Allen has nearly 20 years of experience working in the public sector and has held positions in cities much larger than either Colma or Berlin.

“In my career, I’ve had about 18 years of public sector experience. Most of that is public budgeting focused. I’ve worked in the city of Berkeley and I also worked in Phoenix, Ariz.,” she said.

The selection process behind picking Allen was somewhat different than in years past. The Internet communication application Skype was used to conduct interviews across the country. Williams and the Town Council were able to video chat with all of their finalists, which the mayor said was “just like talking to someone in person” because of the large screens and up-to-date technology available in the council chambers.

“I think we’ll use [Skype] from now on. It does level the playing field a little bit I think,” said Williams. “We live in a more global society and therefore it doesn’t put people who don’t live in the immediate area at a disadvantage. It puts everybody on the same playing field.”

However, he added that town leadership is excited to meet Allen in person this week and will take her on a tour of the area as well as acquaint her with all town departments.

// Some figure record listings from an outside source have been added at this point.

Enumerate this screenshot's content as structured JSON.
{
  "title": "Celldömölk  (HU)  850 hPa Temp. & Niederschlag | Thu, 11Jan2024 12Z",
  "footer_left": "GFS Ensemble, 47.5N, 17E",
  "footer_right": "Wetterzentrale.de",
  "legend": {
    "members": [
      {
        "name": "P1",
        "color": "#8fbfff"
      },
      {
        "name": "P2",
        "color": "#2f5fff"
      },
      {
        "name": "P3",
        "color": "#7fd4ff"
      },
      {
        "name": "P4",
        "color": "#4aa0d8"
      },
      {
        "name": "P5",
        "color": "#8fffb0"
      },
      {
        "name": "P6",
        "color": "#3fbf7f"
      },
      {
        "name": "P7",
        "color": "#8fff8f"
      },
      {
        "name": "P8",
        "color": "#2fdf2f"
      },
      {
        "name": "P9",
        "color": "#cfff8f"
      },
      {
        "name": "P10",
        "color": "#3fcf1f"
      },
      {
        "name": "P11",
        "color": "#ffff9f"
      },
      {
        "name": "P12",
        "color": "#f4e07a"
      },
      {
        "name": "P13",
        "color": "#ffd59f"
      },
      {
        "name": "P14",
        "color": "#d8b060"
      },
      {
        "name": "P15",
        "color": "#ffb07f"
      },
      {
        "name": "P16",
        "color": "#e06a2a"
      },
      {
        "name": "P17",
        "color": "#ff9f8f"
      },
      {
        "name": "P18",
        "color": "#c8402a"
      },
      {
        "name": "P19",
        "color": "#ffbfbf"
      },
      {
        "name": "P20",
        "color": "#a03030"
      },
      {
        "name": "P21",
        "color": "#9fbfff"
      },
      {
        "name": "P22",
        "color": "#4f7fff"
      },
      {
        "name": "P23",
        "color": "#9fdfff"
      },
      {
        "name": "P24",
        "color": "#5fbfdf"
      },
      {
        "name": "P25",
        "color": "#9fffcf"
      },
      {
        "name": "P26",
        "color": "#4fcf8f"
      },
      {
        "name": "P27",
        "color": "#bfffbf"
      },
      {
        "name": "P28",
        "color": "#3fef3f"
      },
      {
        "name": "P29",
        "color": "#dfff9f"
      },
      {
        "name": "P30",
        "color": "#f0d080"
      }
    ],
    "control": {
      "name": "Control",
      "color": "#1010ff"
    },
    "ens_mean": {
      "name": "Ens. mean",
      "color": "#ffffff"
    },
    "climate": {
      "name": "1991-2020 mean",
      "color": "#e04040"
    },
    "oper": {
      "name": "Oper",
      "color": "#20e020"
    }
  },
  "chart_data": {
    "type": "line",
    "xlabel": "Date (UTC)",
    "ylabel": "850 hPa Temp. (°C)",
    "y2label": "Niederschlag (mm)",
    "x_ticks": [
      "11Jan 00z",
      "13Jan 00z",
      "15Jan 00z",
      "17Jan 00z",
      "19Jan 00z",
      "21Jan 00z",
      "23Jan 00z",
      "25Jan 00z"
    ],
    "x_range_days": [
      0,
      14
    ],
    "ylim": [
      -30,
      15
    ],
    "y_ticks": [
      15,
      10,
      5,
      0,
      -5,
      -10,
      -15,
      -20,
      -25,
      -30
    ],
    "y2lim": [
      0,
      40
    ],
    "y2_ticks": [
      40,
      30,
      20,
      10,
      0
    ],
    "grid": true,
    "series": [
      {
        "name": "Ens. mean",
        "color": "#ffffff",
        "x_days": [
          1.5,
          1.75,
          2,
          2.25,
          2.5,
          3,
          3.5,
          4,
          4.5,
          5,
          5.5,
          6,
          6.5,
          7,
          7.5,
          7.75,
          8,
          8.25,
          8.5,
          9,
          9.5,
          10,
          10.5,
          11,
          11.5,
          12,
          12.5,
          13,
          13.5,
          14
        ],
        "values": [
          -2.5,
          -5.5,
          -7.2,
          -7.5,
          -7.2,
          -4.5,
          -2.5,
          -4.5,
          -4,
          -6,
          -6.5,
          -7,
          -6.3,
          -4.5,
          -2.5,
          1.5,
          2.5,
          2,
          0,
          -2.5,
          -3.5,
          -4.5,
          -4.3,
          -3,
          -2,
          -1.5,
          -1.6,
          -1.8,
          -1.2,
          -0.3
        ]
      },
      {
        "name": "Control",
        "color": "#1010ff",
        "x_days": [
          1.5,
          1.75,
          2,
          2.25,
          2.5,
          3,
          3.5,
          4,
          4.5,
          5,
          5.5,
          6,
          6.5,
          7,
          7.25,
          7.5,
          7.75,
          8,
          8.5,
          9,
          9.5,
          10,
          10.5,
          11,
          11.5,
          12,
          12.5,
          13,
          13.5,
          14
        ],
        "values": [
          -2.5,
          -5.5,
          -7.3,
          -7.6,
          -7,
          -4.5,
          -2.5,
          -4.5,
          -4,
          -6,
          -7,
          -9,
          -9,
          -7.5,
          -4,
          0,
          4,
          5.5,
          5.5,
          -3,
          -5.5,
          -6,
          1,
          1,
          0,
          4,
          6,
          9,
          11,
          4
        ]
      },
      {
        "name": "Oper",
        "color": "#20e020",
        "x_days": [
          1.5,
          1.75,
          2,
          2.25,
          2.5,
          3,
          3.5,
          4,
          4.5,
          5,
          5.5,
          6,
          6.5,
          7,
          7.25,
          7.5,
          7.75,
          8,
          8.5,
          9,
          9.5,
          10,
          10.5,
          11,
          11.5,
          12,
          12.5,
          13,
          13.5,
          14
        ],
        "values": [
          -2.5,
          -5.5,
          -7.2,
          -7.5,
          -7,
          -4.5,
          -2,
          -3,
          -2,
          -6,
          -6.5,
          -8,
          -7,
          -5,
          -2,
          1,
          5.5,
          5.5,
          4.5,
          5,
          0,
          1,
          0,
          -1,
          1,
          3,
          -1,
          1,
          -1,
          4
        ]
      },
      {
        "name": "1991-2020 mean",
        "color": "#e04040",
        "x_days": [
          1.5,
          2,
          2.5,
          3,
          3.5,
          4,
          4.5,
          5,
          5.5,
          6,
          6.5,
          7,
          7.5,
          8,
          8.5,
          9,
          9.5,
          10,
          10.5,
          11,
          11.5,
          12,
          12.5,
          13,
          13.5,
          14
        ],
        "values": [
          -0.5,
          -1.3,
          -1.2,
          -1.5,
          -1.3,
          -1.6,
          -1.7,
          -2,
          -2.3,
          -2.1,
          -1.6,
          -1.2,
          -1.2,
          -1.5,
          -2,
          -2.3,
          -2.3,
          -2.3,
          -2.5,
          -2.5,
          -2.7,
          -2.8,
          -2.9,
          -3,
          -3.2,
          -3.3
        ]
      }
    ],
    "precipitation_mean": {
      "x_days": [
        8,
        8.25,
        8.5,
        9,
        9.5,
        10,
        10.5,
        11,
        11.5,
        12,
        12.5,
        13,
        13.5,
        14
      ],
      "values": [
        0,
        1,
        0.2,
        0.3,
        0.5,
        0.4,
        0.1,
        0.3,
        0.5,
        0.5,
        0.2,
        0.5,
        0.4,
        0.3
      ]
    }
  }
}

While it only took a month from Carson’s announcement of resignation to signing a contract with Allen, the town will be left without an official administrator for most of the summer. Carson will be leaving for his new job in Ohio after June 30, but Allen won’t be starting until sometime soon after Labor Day. Williams explained that the time in-between those two dates will be used to get Allen situated and the transition in order. In the interim, Deputy Town Administrator Mary Bohlen will step in to fill the gap.

The town has complete confidence in Bohlen filling in until Allen takes over, said Williams, especially since Bohlen has performed in that capacity previously.

Berlin will next be turning its attention to filling the position of planning and zoning director left vacant last month.

“As soon as we get [Allen’s visit] done, that will become the next priority. So next week we will begin reviewing them more carefully,” said Williams.

Like the town administrator spot, planning and zoning director has received a heavy stack of applications, and the mayor said the plan is to include Allen in the process either in person or via Skype.